Four Central European countries announced Monday (1 October) a plan to build a high-speed rail link between Budapest and Warsaw, said Hungarian Foreign Minister Péter Szijjártó.
The planned two-track line would allow train travel at 250 kilometres (miles) per hour, with stops only at Budapest, Bratislava, Brno in the eastern Czech Republic, and Warsaw, Szijjarto told Hungarian public media.
Potential funding options include a loan by the European Investment Bank (EIB), Szijjarto said after a meeting of transport ministers from the Czech Republic, Hungary, Poland and Slovakia — the so-called Visegrad 4 group — in the Slovakian resort of Lake Strba.
Only around 14% of rail projects funded by the EIB so far were in central Europe, according to Szijjarto.
“This will be a typical Visegrad project, with all the four countries involved in talks on funding,” he said, without giving an estimate for the cost of the project.
The public procurement procedure for a feasibility study would last for half a year, while the study could be completed within two years.
“We would have liked that part to proceed faster, but our partners requested that time period, given the scale of the project,” said Szijjarto, without setting a scheduled completion date for the plan.
Prague Radio quoted Szijjártó as saying that the Hungarian government would put some €5 million in the project, which indicates that the bulk of the funding should come from elsewhere.

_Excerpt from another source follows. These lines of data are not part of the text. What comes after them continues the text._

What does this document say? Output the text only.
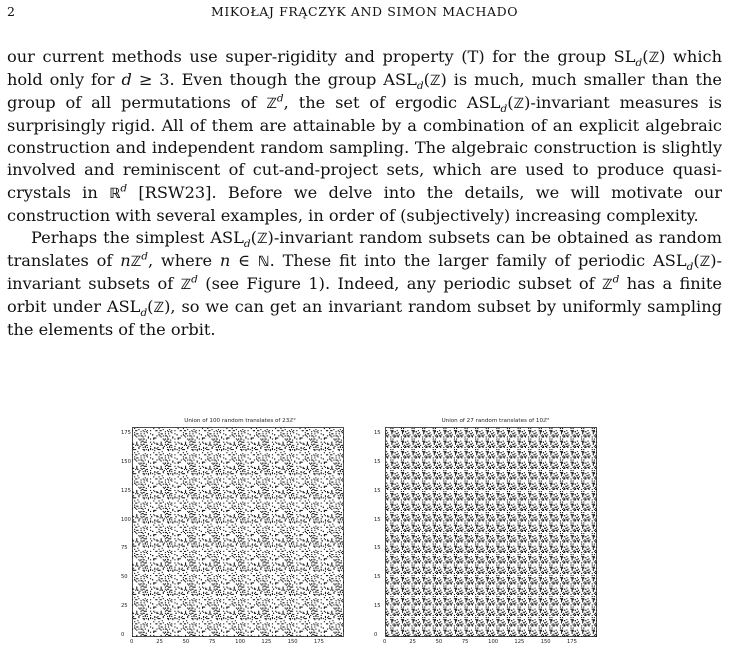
2	MIKOŁAJ FRĄCZYK AND SIMON MACHADO

our current methods use super-rigidity and property (T) for the group $SL_d(ℤ)$ which hold only for d ≥ 3. Even though the group $ASL_d(ℤ)$ is much, much smaller than the group of all permutations of ℤ$^d$, the set of ergodic $ASL_d(ℤ)$-invariant measures is surprisingly rigid. All of them are attainable by a combination of an explicit algebraic construction and independent random sampling. The algebraic construction is slightly involved and reminiscent of cut-and-project sets, which are used to produce quasi-crystals in ℝ$^d$ [RSW23]. Before we delve into the details, we will motivate our construction with several examples, in order of (subjectively) increasing complexity.

Perhaps the simplest $ASL_d(ℤ)$-invariant random subsets can be obtained as random translates of nℤ$^d$, where n ∈ ℕ. These fit into the larger family of periodic $ASL_d(ℤ)$-invariant subsets of ℤ$^d$ (see Figure 1). Indeed, any periodic subset of ℤ$^d$ has a finite orbit under $ASL_d(ℤ)$, so we can get an invariant random subset by uniformly sampling the elements of the orbit.

Union of 100 random translates of 23ℤ²
175
150
125
100
75
50
25
0
0	25	50	75	100	125	150	175
Union of 27 random translates of 10ℤ²
15
15
15
15
15
15
15
0
0	25	50	75	100	125	150	175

— Mardishongrois (@Mardishongrois) September 7, 2018
A high-speed train link is being built between Belgrade and Budapest with Chinese technology and financing.
Such a link is seen in the wider picture of the Chinese Belt and Road initiative and as a “Chinese Balkan corridor” leveraging the Greek port of Piraeus, the majority stake of which was acquired in 2016 by China Ocean Shipping Company COSCO.
The Visegrad countries are open to the Chinese-led 16+1 format, which is seen by Brussels as a dangerous incursion on EU territory of Chinese ways of doing business. Conversely, the EU advocates “the European way”, based on international rules and regulations and EU public procurement policy.